Rovio’s publishing program Rovio Stars still exists, but the company is being very fussy about which games it chooses to back.
The company’s thirdparty publishing initiative’s last game was Fathom Interactive’s endless racing title Sky Punks in April 2015.
Since then there has been little news on the program.
Speaking at the White Nights 2016 conference in St. Petersburg, Russia, Rovio director of business development Matthew Wilson said the company is still very much looking for partners.
But it needs to see strong metrics.
Data is king
Wilson explained that Rovio decides which games to support based on soft launch data.
He claimed that Rovio knows every game in soft launch, and pulls in revenue and download estimates for each title, as well as the typical CPI for that genre.
With such a focus on data, Rovio has changed tack on how it finds games to publish. It seems it’s now more likely to come to you.
“Once we find games we think could resonate with our user base we make contact with the developer to see if they are interested in a publishing partner and validate their data,” he said.
He added: “We no longer go to conferences for titles, it’s about data from your soft launch.

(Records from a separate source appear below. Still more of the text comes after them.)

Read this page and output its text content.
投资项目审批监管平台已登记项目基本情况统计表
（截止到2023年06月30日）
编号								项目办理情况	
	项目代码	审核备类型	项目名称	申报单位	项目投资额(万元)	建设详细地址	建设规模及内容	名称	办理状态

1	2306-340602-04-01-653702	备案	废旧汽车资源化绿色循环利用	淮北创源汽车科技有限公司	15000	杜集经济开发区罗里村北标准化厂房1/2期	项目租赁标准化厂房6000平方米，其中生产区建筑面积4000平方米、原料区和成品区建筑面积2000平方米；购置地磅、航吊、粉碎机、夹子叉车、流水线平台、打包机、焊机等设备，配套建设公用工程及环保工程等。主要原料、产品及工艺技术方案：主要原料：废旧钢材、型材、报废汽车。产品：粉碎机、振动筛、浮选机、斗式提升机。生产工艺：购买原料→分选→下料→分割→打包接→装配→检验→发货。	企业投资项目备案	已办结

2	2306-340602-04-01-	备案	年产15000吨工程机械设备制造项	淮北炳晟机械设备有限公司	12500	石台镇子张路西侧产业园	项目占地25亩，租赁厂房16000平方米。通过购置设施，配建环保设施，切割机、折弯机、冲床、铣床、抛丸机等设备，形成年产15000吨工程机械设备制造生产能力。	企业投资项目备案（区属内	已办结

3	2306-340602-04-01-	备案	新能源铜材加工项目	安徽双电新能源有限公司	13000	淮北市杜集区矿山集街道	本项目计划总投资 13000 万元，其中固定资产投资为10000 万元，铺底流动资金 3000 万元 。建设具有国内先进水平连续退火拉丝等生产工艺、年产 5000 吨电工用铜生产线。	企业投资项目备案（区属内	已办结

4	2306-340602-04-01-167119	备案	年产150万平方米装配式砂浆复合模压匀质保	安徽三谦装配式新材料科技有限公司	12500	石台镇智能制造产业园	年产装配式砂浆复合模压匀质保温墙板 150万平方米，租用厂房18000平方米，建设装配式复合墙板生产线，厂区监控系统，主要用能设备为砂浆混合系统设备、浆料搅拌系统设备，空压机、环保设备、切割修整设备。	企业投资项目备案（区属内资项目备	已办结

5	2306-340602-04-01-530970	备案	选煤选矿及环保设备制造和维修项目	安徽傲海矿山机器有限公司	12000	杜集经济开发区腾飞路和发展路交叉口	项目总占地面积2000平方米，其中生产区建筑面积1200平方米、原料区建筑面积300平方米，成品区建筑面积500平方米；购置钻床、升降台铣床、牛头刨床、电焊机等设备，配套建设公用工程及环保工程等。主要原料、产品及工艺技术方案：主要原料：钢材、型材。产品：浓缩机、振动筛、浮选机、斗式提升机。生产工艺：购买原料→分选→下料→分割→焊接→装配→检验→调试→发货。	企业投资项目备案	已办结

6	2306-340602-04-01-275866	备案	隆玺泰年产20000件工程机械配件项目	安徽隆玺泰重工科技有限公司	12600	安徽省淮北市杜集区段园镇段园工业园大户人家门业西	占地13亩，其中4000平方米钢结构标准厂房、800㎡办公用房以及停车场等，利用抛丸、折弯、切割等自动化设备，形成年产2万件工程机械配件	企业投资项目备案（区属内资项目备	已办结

“We can only pick up a small amount of titles that have the best LTVs. Once we find a game we think will resonate best with our user base we make contact with the developers and see if they’re interested in publishing partners.
"Then we’ll start doing due diligence on their data.”
Rovio has high demands for any title it works with. Expected minimum retention metrics it expects from a puzzle game, for example, are:
- Day 1: 40 percent
- Day 7: 20 percent
- Day 30: 10 percent
“If you can’t get these, then we can’t make business out of your game and it just wouldn’t make sense for you or for us to publish,” he said.
If a game doesn’t have great metrics then it doesn’t make sense for Rovio to send users to that title.Matthew Wilson
“We’re trying to find things with great metrics, and if doesn’t have great metrics then it doesn’t make sense for Rovio to send users to that title.
"Nothing’s worse than sending users to a title with poor retention where the bucket has a hole in it. Then we lose not only the users from that game, but also the users from the Rovio Network.
“So we haven’t signed anything in a while. We're still looking for games, but it has to be the right one that we know we can make two, three, four years’ solid business out of it.”
Wilson added that while he feels the company hasn’t missed much in terms of successes in the market, it’s difficult to find enough of them.
“The saddest part is, there should be a lot of great content out there,” he said.
“But developers need to get better at focusing on good solid retention, monetisation and optimising soft-launch, not putting out half-finished free-to-play games."